According to Department of Health guidelines, babies between seven months and a year need nearly as much iron as adult men. Good sources of iron are lean red meat, liver, sardines, lentils, dried fruit, green vegetables, such as peas, spinach, broccoli, and fortified cereals such as Weetabix.

Vegetables and fruits that contain vitamin C promote the absorption of iron from non-meat foods if they are eaten together. Zinc is important for growth, development, and healing. It is found in foods that are also good sources of protein: lean meat, egg yolk, cheese, wholewheat foods, oats, lentils and peas.

Vitamin D is the one vitamin essential for the absorption of calcium and bone development and it can be made by the action of the sun on the skin.
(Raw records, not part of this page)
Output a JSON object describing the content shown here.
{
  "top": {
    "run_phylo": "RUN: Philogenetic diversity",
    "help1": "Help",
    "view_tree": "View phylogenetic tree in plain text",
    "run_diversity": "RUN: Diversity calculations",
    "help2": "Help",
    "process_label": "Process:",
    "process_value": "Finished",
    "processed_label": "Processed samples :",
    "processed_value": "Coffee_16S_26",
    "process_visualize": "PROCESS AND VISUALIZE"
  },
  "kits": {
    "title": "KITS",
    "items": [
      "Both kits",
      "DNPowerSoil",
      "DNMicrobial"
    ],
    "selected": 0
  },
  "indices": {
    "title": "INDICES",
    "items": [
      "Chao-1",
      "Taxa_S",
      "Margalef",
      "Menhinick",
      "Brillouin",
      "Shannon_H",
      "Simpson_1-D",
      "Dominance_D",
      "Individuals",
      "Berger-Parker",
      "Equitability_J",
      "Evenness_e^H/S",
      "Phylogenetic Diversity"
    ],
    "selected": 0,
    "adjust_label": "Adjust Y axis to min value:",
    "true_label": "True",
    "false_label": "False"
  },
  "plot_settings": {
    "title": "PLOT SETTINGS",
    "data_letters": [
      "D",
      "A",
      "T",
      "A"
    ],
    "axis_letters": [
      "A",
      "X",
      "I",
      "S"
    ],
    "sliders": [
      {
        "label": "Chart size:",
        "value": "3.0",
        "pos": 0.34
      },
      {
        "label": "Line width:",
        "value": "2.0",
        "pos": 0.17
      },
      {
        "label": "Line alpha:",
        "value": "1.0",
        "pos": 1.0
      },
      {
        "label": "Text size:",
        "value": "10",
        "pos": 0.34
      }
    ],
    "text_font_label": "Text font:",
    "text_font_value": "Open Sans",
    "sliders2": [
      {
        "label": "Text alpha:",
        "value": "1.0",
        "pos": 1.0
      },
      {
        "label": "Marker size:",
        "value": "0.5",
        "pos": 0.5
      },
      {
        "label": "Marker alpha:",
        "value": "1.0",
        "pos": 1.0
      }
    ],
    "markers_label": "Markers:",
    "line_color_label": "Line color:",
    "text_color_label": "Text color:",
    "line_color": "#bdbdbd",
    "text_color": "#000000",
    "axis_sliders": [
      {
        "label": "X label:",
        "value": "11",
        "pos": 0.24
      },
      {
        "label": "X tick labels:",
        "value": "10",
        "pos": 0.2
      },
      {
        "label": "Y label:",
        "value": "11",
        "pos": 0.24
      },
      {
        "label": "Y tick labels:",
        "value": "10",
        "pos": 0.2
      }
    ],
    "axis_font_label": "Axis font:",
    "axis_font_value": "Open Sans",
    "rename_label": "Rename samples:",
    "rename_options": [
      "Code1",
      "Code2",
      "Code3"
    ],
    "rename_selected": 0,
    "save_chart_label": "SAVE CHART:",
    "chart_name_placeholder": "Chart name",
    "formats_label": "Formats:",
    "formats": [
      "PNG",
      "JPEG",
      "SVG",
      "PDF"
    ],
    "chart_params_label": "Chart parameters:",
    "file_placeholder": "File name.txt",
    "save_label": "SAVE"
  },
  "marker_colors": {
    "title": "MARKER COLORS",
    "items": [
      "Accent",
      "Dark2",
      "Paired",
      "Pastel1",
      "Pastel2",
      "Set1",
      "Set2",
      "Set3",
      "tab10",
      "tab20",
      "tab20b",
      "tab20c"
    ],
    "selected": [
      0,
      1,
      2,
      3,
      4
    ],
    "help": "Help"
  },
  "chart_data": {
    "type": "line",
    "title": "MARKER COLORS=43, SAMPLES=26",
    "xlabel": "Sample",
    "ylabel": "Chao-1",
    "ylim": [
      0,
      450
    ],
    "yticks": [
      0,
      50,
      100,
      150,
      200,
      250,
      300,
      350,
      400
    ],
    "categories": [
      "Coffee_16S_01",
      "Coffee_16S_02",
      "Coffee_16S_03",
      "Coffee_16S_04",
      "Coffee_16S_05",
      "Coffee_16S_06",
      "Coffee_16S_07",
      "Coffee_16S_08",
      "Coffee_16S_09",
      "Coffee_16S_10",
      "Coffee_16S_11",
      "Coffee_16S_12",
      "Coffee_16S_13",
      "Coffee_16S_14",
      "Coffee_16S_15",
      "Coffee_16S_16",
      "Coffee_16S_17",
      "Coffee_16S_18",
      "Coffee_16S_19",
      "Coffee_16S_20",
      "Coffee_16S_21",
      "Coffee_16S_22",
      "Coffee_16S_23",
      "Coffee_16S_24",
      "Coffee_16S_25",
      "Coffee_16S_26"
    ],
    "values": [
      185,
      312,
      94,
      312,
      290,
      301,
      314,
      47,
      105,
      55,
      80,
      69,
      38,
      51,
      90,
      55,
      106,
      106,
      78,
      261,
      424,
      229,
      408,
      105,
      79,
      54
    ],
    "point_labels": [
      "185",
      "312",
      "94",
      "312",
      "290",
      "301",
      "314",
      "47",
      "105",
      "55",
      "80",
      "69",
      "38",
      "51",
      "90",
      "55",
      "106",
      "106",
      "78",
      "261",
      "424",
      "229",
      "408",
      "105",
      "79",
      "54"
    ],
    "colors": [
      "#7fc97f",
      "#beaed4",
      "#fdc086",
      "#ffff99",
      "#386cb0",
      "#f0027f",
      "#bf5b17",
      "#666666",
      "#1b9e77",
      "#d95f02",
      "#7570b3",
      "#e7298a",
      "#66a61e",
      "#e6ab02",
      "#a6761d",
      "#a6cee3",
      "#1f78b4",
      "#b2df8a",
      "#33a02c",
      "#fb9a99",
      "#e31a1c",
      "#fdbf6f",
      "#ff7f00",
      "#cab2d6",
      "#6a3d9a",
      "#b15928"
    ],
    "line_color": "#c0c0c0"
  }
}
Food sources include fatty fish, margarine, egg yolk, butter, wholemilk, and fortified cereals.

Green, red and orange vegetables, such as broccoli, carrots, mangoes and apricots contain carotene, which is converted into vitamin A in the body. Vitamin A promotes growth and healthy bones, teeth and gums and protects against respiratory infections.

Vitamin drops

The Department of Health recommends that women who are breastfeeding should take a supplement of vitamin D. This is partly because levels of sunshine in the UK do not create sufficient vitamin D in the skin in the winter. Very few women have insufficient vitamin D in their breastmilk, but it is important to avoid deficiencies when the baby's bones are growing fast.

For the same reason, government guidelines state that breastfed babies above the age of six months should take vitamin drops as a nutritional safety net. The drops contain vitamins A, D and C and are suitable for vegetarians. Formula-fed babies should not be given a vitamin supplement because formula milk already has added vitamins and too many of the fat-soluble vitamins - A and D - can cause serious health problems.